Crude oil price continued to recover after the collapse two weeks ago. Slowdown in the build-up of oil inventory, hopes of demand improvement, and expectations of demand/supply re-balance  as OPEC+ began output cut in May are key driving forces. The report from the US Energy Information Administration (EIA) shows that total crude oil and petroleum products (ex. SPR) stocks rose +10.41 mmb to 1377.51 mmb in the week ended May 1. Crude oil inventory gained +4.59 mmb (consensus: +7.76 mmb) to 532.22 mmb. Stockpile rose in 4 out of 5 PADDs. PADD 3 (Gulf Coast) saw a build of 2.32 mmb. Cushing stock added +2.07 mmb to 65.45 mmb, suggesting that the delivery point for WTI crude oil is about 85% full. While it is still possible that storage will be full this month, the increase in Cushing stock has decelerated and production shrank. Utilization rate added +0.9 percentage points to 70.5% while crude production slipped -0.2M bpd to 11.9M bpd for the week. Crude oil imports added +0.41M bpd to 5.71M bpd in the week. Concerning refined oil product inventories, gasoline inventory dropped -3.16 mmb to 256.41 mmb as demand jumped +13.72% to 6.66M bpd. The market had anticipated a +0.04 mmb increase in stockpile. Production slipped -0.45% to 6.71M bpd while imports rose +61.4% to 0.37M bpd during the week. Distillate inventory soared +9.52 mmb to 151.49 mmb. The market had anticipated a +2.9 mmb increase. Demand dropped -1.11% to 3.13M bpd. Production added +2.01% to 5.08 mmb while imports gained +42.98% to 0.34M bpd during the week.

 

Released after market close on Wednesday, the industry-sponsored API estimated that crude oil inventory gained +8.44 mmb during the week. For refined oil products, gasoline stockpile dropped -2.24 mmb while distillate rose +6.14 mmb.

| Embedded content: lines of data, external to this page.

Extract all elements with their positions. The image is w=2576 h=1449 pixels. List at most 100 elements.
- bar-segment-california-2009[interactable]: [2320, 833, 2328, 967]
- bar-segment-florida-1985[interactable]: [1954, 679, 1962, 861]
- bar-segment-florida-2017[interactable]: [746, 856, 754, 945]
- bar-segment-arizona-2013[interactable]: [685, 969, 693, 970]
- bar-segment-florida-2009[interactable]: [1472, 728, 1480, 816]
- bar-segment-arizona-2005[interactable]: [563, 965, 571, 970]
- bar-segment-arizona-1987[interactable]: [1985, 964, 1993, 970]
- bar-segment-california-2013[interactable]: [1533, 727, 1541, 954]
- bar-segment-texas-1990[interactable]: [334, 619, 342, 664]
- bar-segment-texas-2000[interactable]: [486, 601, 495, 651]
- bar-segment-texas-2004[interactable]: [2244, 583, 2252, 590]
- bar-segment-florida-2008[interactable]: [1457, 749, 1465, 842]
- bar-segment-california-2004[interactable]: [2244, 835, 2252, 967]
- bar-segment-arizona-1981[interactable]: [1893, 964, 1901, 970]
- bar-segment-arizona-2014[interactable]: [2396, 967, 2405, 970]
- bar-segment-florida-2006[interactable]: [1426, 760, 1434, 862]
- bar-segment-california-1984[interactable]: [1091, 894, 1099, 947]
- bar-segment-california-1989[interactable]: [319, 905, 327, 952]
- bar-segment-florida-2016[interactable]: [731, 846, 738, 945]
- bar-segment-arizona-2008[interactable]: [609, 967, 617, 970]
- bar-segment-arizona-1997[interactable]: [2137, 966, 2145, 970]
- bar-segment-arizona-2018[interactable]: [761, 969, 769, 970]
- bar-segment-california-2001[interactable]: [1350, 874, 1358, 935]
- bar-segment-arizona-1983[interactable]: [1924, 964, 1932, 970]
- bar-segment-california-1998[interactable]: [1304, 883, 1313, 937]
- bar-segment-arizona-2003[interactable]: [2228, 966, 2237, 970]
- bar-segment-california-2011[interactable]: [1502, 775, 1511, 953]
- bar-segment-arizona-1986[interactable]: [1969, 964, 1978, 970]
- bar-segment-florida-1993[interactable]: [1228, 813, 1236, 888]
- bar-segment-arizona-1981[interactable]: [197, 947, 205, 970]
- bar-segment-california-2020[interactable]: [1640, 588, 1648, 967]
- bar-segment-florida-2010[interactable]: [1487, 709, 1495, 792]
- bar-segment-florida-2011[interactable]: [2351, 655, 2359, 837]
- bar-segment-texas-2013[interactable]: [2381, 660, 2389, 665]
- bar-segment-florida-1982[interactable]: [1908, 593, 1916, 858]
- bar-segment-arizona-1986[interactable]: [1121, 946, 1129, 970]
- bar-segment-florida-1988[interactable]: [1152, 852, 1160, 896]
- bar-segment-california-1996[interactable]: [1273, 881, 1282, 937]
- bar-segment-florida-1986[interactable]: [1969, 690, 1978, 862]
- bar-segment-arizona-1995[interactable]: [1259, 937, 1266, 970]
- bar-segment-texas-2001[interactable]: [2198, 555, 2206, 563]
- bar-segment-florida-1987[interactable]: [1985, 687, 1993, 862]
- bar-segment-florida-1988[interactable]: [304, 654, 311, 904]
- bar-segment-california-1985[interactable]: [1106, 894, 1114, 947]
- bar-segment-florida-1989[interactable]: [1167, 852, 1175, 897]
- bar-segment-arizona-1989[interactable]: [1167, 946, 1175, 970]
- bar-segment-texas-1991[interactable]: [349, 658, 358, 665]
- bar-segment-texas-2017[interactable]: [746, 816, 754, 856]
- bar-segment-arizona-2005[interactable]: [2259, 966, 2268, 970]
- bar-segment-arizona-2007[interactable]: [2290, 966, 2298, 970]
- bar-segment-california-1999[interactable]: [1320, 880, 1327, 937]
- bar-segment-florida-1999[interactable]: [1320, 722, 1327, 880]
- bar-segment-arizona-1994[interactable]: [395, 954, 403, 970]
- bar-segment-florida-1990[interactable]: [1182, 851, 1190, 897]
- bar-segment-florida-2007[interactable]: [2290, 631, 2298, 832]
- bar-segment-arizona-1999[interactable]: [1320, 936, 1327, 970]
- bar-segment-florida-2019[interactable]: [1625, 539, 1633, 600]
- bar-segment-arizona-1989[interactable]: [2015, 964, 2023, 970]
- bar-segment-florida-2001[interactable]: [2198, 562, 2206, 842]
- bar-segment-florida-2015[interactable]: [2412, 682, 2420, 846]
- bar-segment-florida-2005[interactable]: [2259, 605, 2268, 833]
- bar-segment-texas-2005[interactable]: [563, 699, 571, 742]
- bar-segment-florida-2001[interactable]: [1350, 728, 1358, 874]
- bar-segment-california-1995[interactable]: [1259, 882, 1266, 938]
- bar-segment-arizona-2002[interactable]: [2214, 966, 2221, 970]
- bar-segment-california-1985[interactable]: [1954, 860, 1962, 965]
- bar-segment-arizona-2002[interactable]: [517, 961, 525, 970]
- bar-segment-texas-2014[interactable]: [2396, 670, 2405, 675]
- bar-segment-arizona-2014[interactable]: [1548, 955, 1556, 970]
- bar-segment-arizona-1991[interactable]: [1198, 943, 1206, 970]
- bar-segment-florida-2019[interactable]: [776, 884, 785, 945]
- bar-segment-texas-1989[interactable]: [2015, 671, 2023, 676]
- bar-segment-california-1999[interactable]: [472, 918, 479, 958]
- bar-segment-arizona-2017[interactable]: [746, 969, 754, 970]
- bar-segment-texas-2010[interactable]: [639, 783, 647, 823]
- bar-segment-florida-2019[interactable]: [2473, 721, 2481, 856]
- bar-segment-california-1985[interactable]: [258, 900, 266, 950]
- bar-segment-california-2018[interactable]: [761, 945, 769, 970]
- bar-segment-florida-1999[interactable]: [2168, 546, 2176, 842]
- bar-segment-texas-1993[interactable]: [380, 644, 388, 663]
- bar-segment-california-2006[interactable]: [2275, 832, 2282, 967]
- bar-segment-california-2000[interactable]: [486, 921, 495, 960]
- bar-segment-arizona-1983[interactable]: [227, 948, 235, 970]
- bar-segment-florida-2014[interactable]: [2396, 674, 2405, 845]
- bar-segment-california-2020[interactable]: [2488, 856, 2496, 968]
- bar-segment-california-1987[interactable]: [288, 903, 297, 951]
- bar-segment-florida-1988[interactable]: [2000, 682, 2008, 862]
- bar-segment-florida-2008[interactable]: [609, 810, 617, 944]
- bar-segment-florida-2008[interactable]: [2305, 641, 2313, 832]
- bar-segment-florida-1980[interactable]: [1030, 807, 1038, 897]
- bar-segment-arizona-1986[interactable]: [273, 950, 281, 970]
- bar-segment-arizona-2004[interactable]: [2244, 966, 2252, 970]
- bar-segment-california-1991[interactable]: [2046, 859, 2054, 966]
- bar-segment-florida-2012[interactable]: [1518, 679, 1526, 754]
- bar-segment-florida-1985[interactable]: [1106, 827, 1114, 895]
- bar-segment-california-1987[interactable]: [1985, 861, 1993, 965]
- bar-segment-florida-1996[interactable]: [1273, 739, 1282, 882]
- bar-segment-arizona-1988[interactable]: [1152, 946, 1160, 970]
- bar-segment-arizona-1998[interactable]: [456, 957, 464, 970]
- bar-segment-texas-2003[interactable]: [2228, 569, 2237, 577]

A number of OPEC producers raised production ahead of the output cut deal. Among the 10 members who have agreed on joint output cut beginning in May, 4 of them increased supply in April. Production in Saudi Arabia soared to 11.31M bpd, +1.5M bpd higher than the amount in 1Q20. The kingdom agreed to lower output to 8.5M bpd in May and June, followed by less reduction from July. OPEC-10’s aggregate output came in at 27.57M bpd, up from +25.07M bpd in the first three months of the year. The amount was also higher than 26.68M bpd promised in the previous deal which came to an end in March. Concerning non-OPEC producers, Russia’s output rose to 11.32M bpd in April, from 11.3M bpd in the prior month. The oil giant also agreed to lower output of 8.5M bpd in May and June.

Recall that in mid-April, OPEC+ agreed to reduce oil production by an aggregate 10M bpd in May and June. The cut will fall to 8M bpd from July until end-2020, followed by a decline to 6M bpd from January 2020 to April 2022. Participating countries will meet on June 10, 2020 to discuss further adjustment. Same as previous OPEC+ deal, Iran, Libya and Venezuela will be exempted. Mexico accepted to lower output by 100K bpd, while the remaining 300K bpd of its quota will be shoulder by the US.